O Conselho Nacional de Justiça (CNJ) deve julgar, na sessão da próxima semana, se instaura um processo administrativo disciplinar (PAD) para apurar a conduta do juiz federal Eduardo Cubas, afastado de suas funções desde setembro porque teria planejado recolher urnas eletrônicas no dia das eleições para verificação do Exército.

Na semana seguinte do pleito, o conselho referendou a decisão do corregedor-nacional de Justiça, ministro Humberto Martins, que determinou, em 29 de setembro, a pedido da Advocacia-Geral da União (AGU), o afastamento do magistrado.

Agora, o CNJ irá discutir se abre o PAD que, ao final, pode resultar em punições que vão da censura, que veda promoção na carreira por um período, até a aposentadoria compulsória com vencimentos proporcionais.

Caso o procedimento seja instaurado, o conselho também terá que discutir se mantém o magistrado proibido de exercer suas funções.

Juiz Federal do Juizado Especial Federal Cível de Formosa, ele planejava, de acordo com a AGU, determinar o recolhimento, nos autos de uma ação popular mantida sob sigilo, de urnas eletrônicas para verificação dos militares no dia do primeiro turno.

A advocacia-geral sustentou que ele pretendia se aproveitar do cargo e “do poder coercitivo que um provimento jurisdicional para atingir objetivos políticos, em especial inviabilizar a realização das eleições ou desacreditar o processo eleitoral como um todo”.

O corregedor concordou com os argumentos e disse que a conduta de Cubas corroborou a tese da AGU de que ele planejava recolher as urnas, uma vez que o juiz permitiu a tramitação da ação popular na qual ele iria tomar a decisão mesmo sem ter competência para isso.

Além disso, alegou que o magistrado iria usurpar a competência do Tribunal Superior Eleitoral (TSE) ao tomar decisão sobre as urnas. “Não é ocioso reconhecer a absoluta incompetência do representado, magistrado de 1ª instância que atua no Juizado Especial Federal, na tentativa de assumir competências que tocam constitucionalmente à Justiça Eleitoral, em especial o TSE”, decidiu Martins no fim de setembro.

Na sessão em que foi mantido o afastamento por unanimidade, o presidente do CNJ, ministro Dias Toffoli, foi o único a comentar o caso e fez críticas ao magistrado. “Queria registrar o denodo e a correção do Exército brasileiro que assim que recebeu o magistrado apresentando decisão previamente preparada para ser pós-datada para busca e apreensão de urnas relatou os fatos à AGU e tomou as devidas providências”, destacou.
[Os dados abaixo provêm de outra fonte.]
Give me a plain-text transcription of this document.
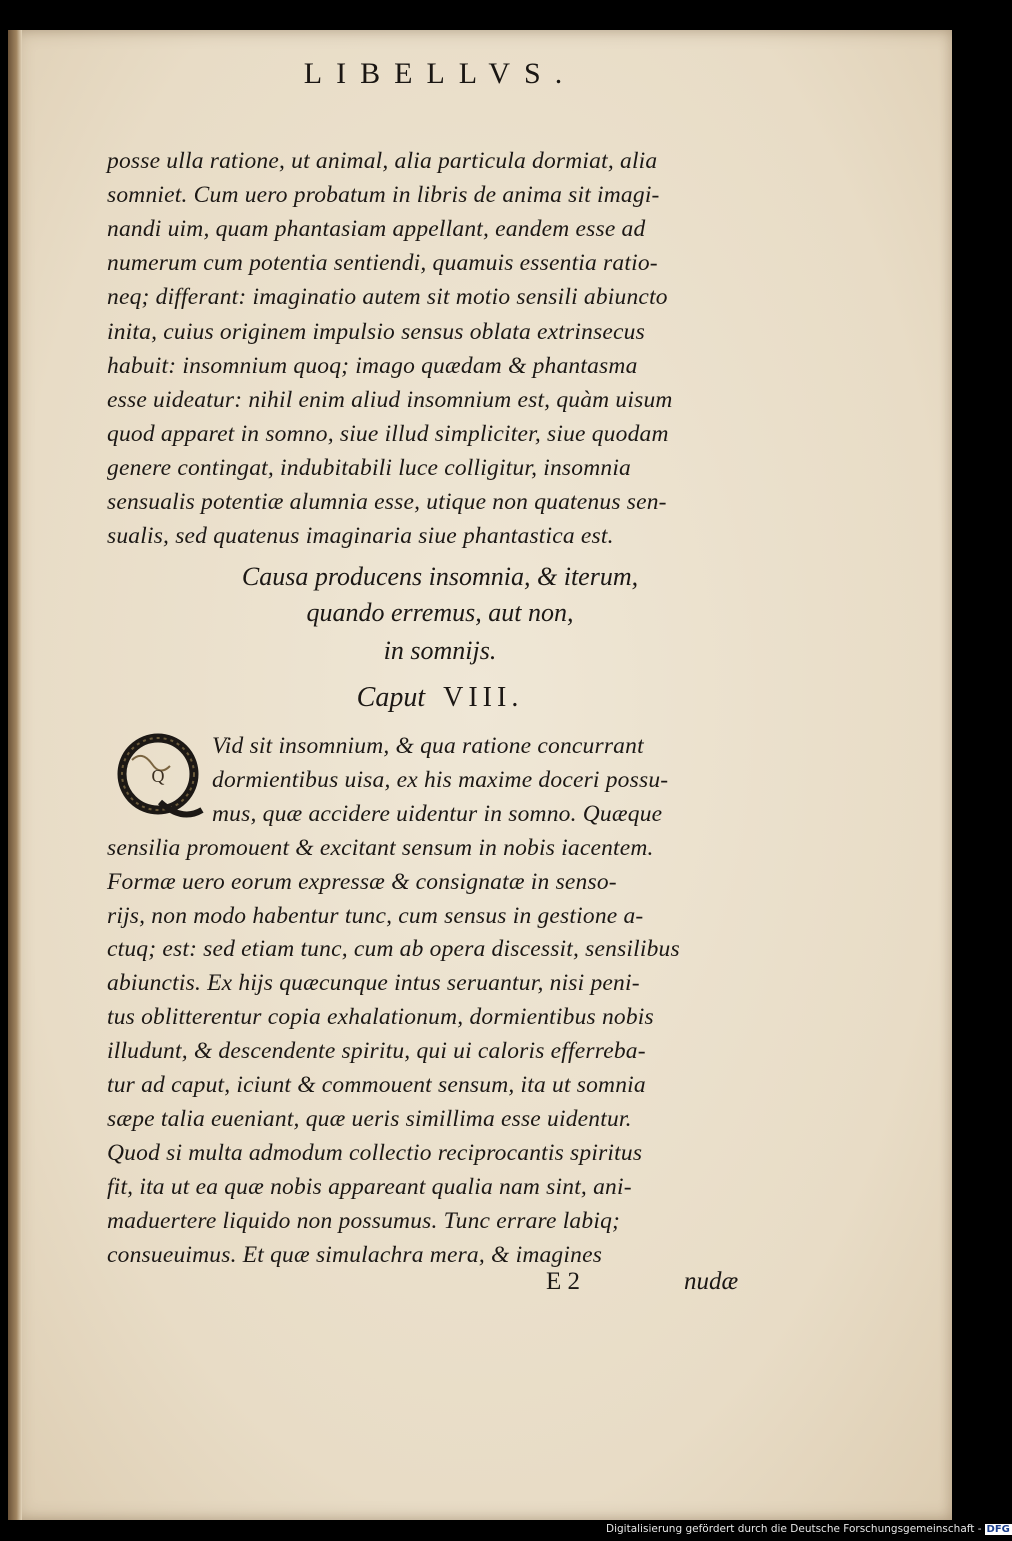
LIBELLVS.
posse ulla ratione, ut animal, alia particula dormiat, alia
somniet. Cum uero probatum in libris de anima sit imagi-
nandi uim, quam phantasiam appellant, eandem esse ad
numerum cum potentia sentiendi, quamuis essentia ratio-
neq; differant: imaginatio autem sit motio sensili abiuncto
inita, cuius originem impulsio sensus oblata extrinsecus
habuit: insomnium quoq; imago quædam & phantasma
esse uideatur: nihil enim aliud insomnium est, quàm uisum
quod apparet in somno, siue illud simpliciter, siue quodam
genere contingat, indubitabili luce colligitur, insomnia
sensualis potentiæ alumnia esse, utique non quatenus sen-
sualis, sed quatenus imaginaria siue phantastica est.
Causa producens insomnia, & iterum,
quando erremus, aut non,
in somnijs.
Caput VIII.
Q
Vid sit insomnium, & qua ratione concurrant
dormientibus uisa, ex his maxime doceri possu-
mus, quæ accidere uidentur in somno. Quæque
sensilia promouent & excitant sensum in nobis iacentem.
Formæ uero eorum expressæ & consignatæ in senso-
rijs, non modo habentur tunc, cum sensus in gestione a-
ctuq; est: sed etiam tunc, cum ab opera discessit, sensilibus
abiunctis. Ex hijs quæcunque intus seruantur, nisi peni-
tus oblitterentur copia exhalationum, dormientibus nobis
illudunt, & descendente spiritu, qui ui caloris efferreba-
tur ad caput, iciunt & commouent sensum, ita ut somnia
sæpe talia eueniant, quæ ueris simillima esse uidentur.
Quod si multa admodum collectio reciprocantis spiritus
fit, ita ut ea quæ nobis appareant qualia nam sint, ani-
maduertere liquido non possumus. Tunc errare labiq;
consueuimus. Et quæ simulachra mera, & imagines
E 2	nudæ
Digitalisierung gefördert durch die Deutsche Forschungsgemeinschaft - DFG
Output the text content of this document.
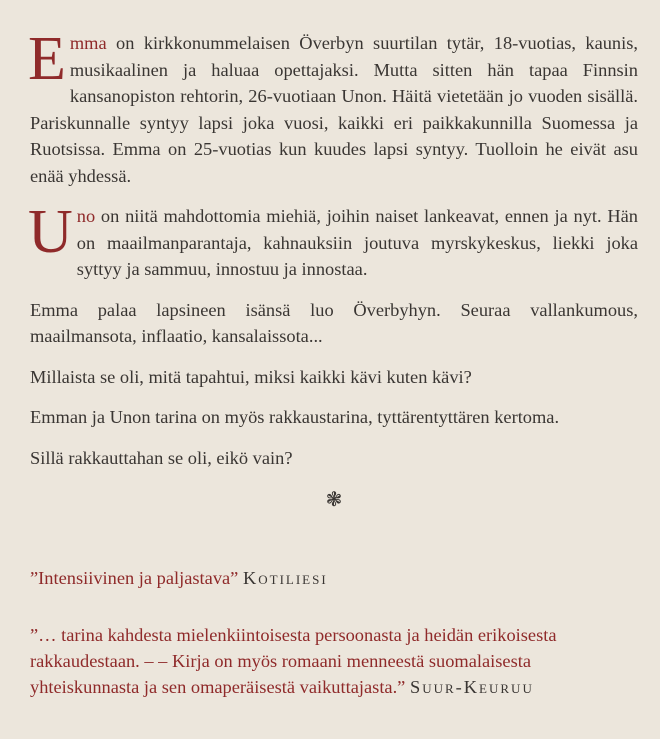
Emma on kirkkonummelaisen Överbyn suurtilan tytär, 18-vuotias, kaunis, musikaalinen ja haluaa opettajaksi. Mutta sitten hän tapaa Finnsin kansanopiston rehtorin, 26-vuotiaan Unon. Häitä vietetään jo vuoden sisällä. Pariskunnalle syntyy lapsi joka vuosi, kaikki eri paikkakunnilla Suomessa ja Ruotsissa. Emma on 25-vuotias kun kuudes lapsi syntyy. Tuolloin he eivät asu enää yhdessä.

Uno on niitä mahdottomia miehiä, joihin naiset lankeavat, ennen ja nyt. Hän on maailmanparantaja, kahnauksiin joutuva myrskykeskus, liekki joka syttyy ja sammuu, innostuu ja innostaa.

Emma palaa lapsineen isänsä luo Överbyhyn. Seuraa vallankumous, maailmansota, inflaatio, kansalaissota...

Millaista se oli, mitä tapahtui, miksi kaikki kävi kuten kävi?

Emman ja Unon tarina on myös rakkaustarina, tyttärentyttären kertoma.

Sillä rakkauttahan se oli, eikö vain?

❃
”Intensiivinen ja paljastava” Kotiliesi
”… tarina kahdesta mielenkiintoisesta persoonasta ja heidän erikoisesta rakkaudestaan. – – Kirja on myös romaani menneestä suomalaisesta yhteiskunnasta ja sen omaperäisestä vaikuttajasta.” Suur-Keuruu
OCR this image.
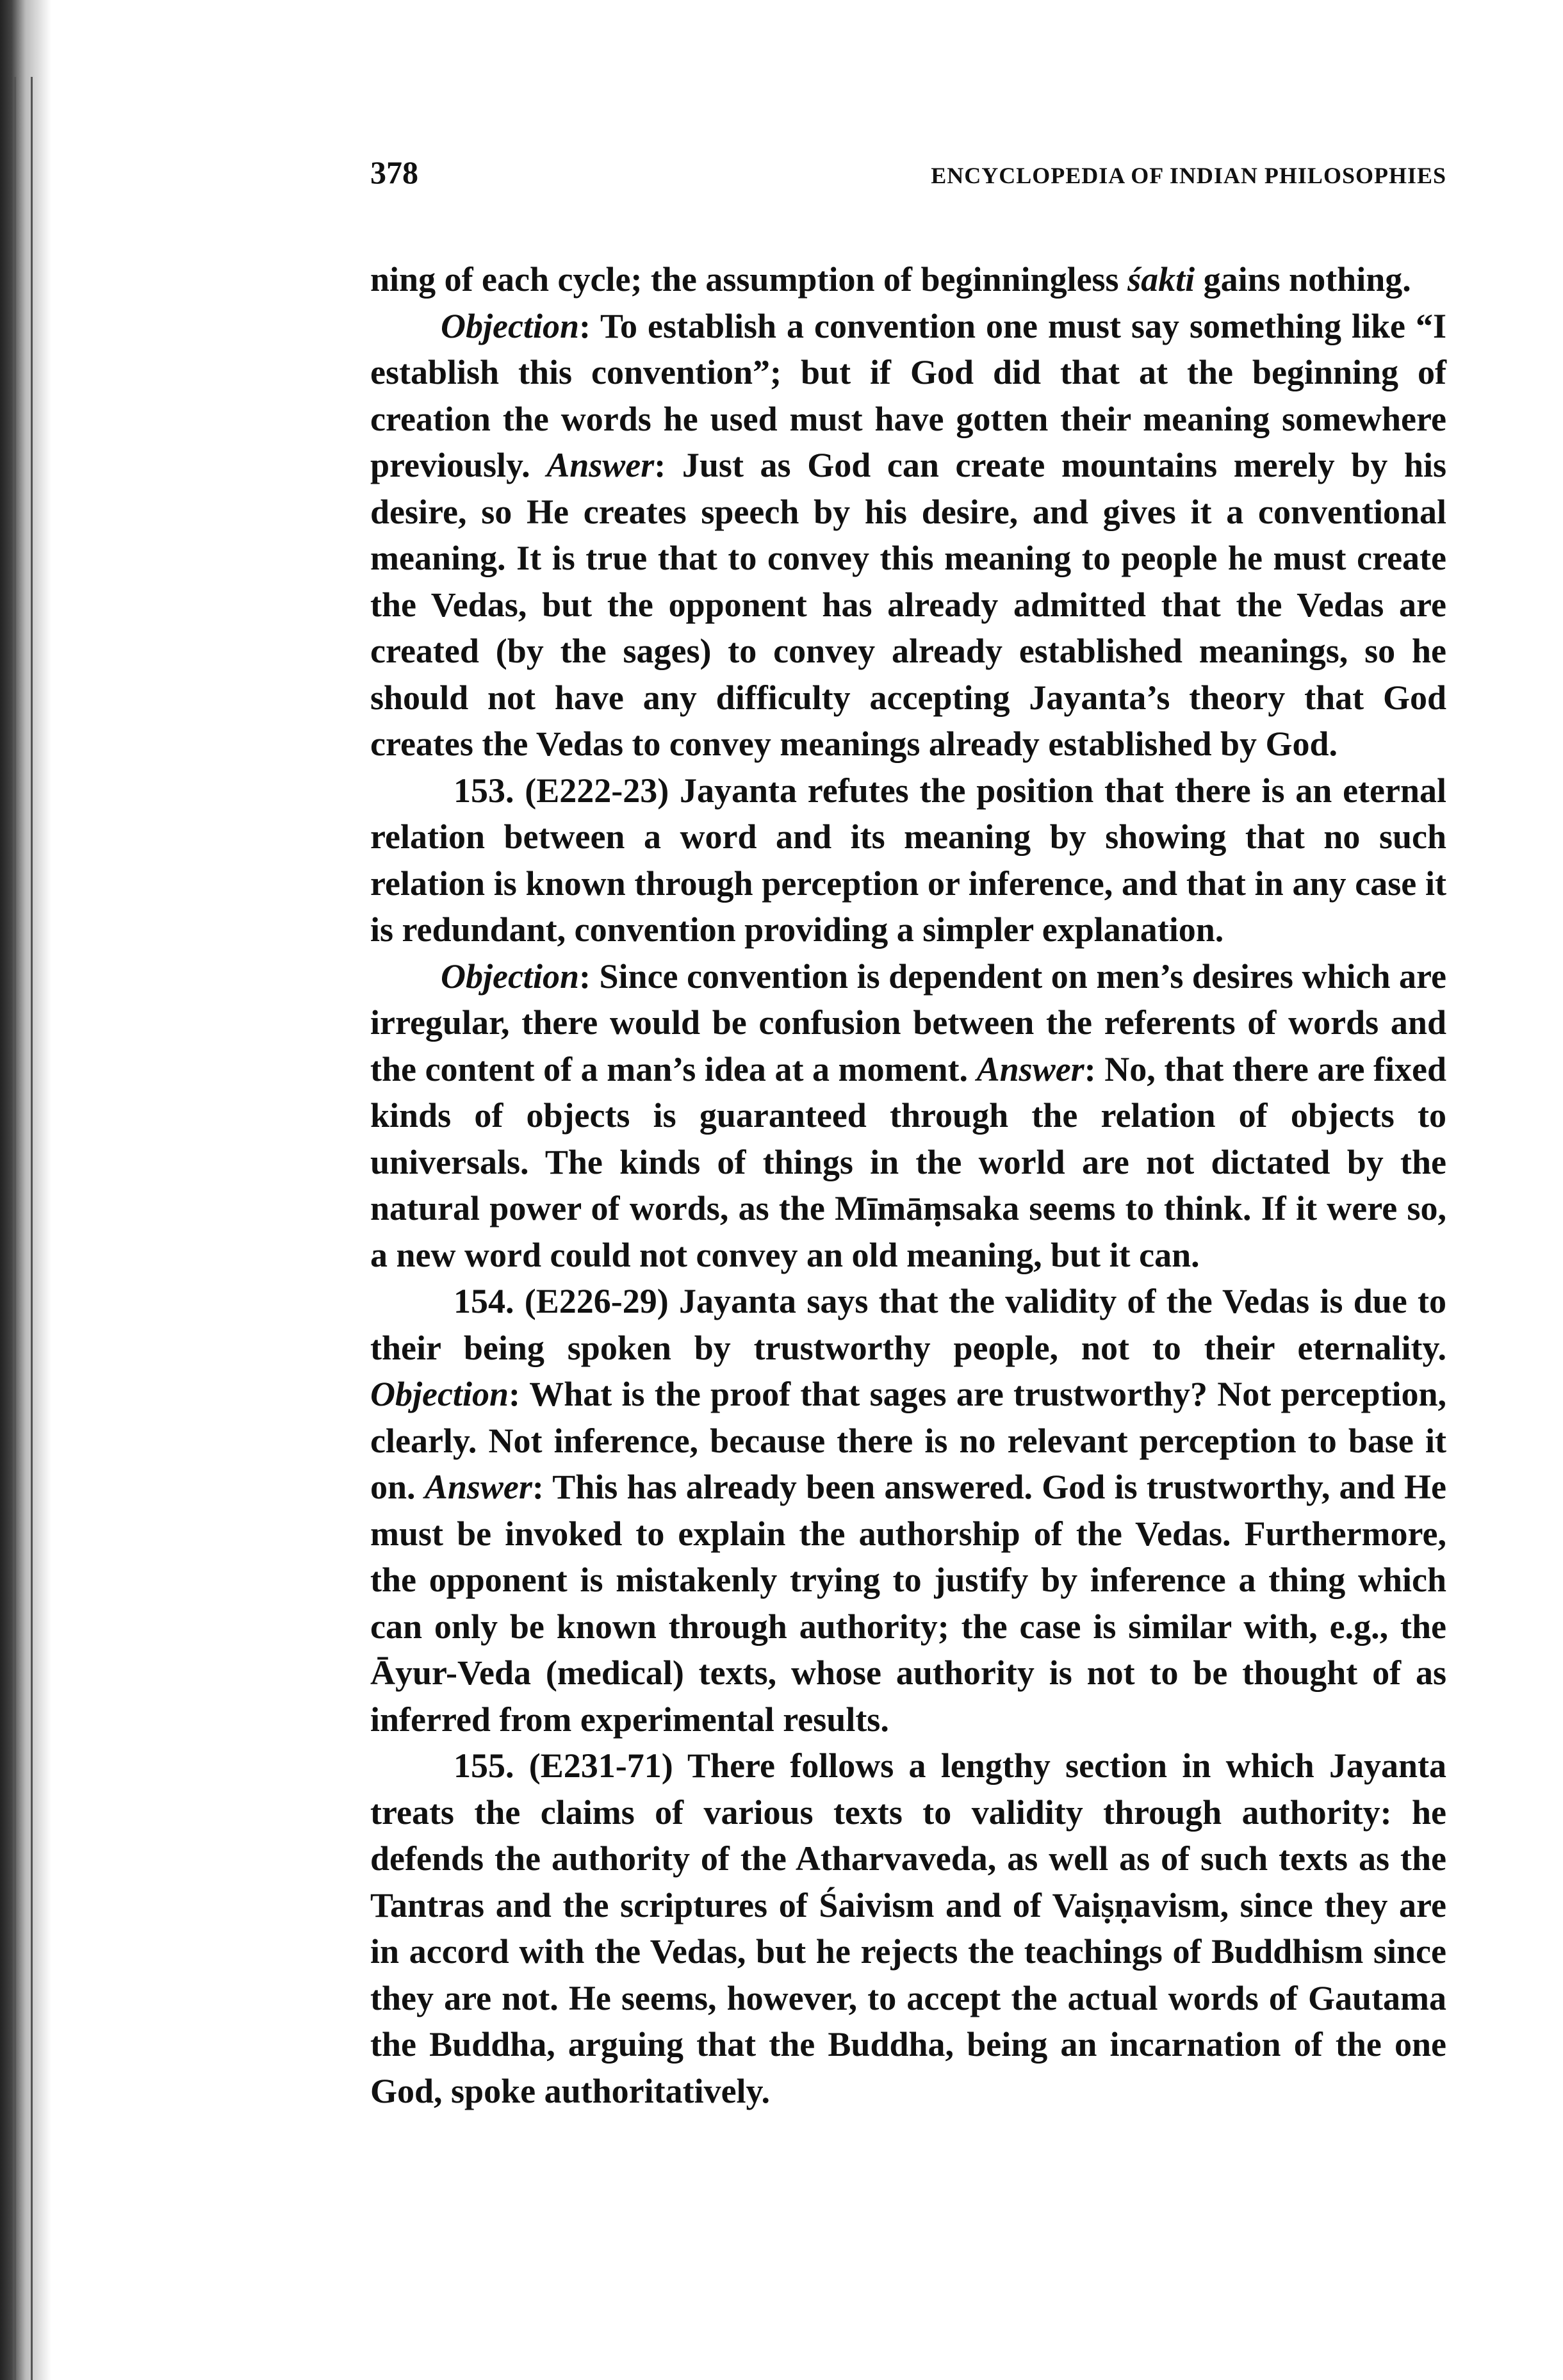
378	ENCYCLOPEDIA OF INDIAN PHILOSOPHIES

ning of each cycle; the assumption of beginningless śakti gains nothing.

Objection: To establish a convention one must say something like “I establish this convention”; but if God did that at the beginning of creation the words he used must have gotten their meaning somewhere previously. Answer: Just as God can create mountains merely by his desire, so He creates speech by his desire, and gives it a conventional meaning. It is true that to convey this meaning to people he must create the Vedas, but the opponent has already admitted that the Vedas are created (by the sages) to convey already established meanings, so he should not have any difficulty accepting Jayanta’s theory that God creates the Vedas to convey meanings already established by God.

153. (E222-23) Jayanta refutes the position that there is an eternal relation between a word and its meaning by showing that no such relation is known through perception or inference, and that in any case it is redundant, convention providing a simpler explanation.

Objection: Since convention is dependent on men’s desires which are irregular, there would be confusion between the referents of words and the content of a man’s idea at a moment. Answer: No, that there are fixed kinds of objects is guaranteed through the relation of objects to universals. The kinds of things in the world are not dictated by the natural power of words, as the Mīmāṃsaka seems to think. If it were so, a new word could not convey an old meaning, but it can.

154. (E226-29) Jayanta says that the validity of the Vedas is due to their being spoken by trustworthy people, not to their eternality. Objection: What is the proof that sages are trustworthy? Not perception, clearly. Not inference, because there is no relevant perception to base it on. Answer: This has already been answered. God is trustworthy, and He must be invoked to explain the authorship of the Vedas. Furthermore, the opponent is mistakenly trying to justify by inference a thing which can only be known through authority; the case is similar with, e.g., the Āyur-Veda (medical) texts, whose authority is not to be thought of as inferred from experimental results.

155. (E231-71) There follows a lengthy section in which Jayanta treats the claims of various texts to validity through authority: he defends the authority of the Atharvaveda, as well as of such texts as the Tantras and the scriptures of Śaivism and of Vaiṣṇavism, since they are in accord with the Vedas, but he rejects the teachings of Buddhism since they are not. He seems, however, to accept the actual words of Gautama the Buddha, arguing that the Buddha, being an incarnation of the one God, spoke authoritatively.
Cubas, por sua vez, alegou que a ação nunca foi mantida sob sigilo e disse que sua decisão tinha sido tomada em 14 de setembro, muitos dias antes da eleição, o que não justificava a liminar da corregedoria. “Seriam recolhidas apenas três urnas em um universo de mais de 500 mil que há no Brasil. Isso não tumultuaria a eleição de nenhuma forma”, argumentou.

Além disso, o magistrado afastado, que é presidente da União dos Juízes Federais,  afirmou que Toffoli se equivocou ao elogiar as Forças Armadas. “Não é verdade que o Exército que comunicou isso. O ministro Toffoli utilizou um ofício da AGU e não do Exército para justificar meu afastamento”, afirmou no dia em que a o CNJ manteve seu afastamento.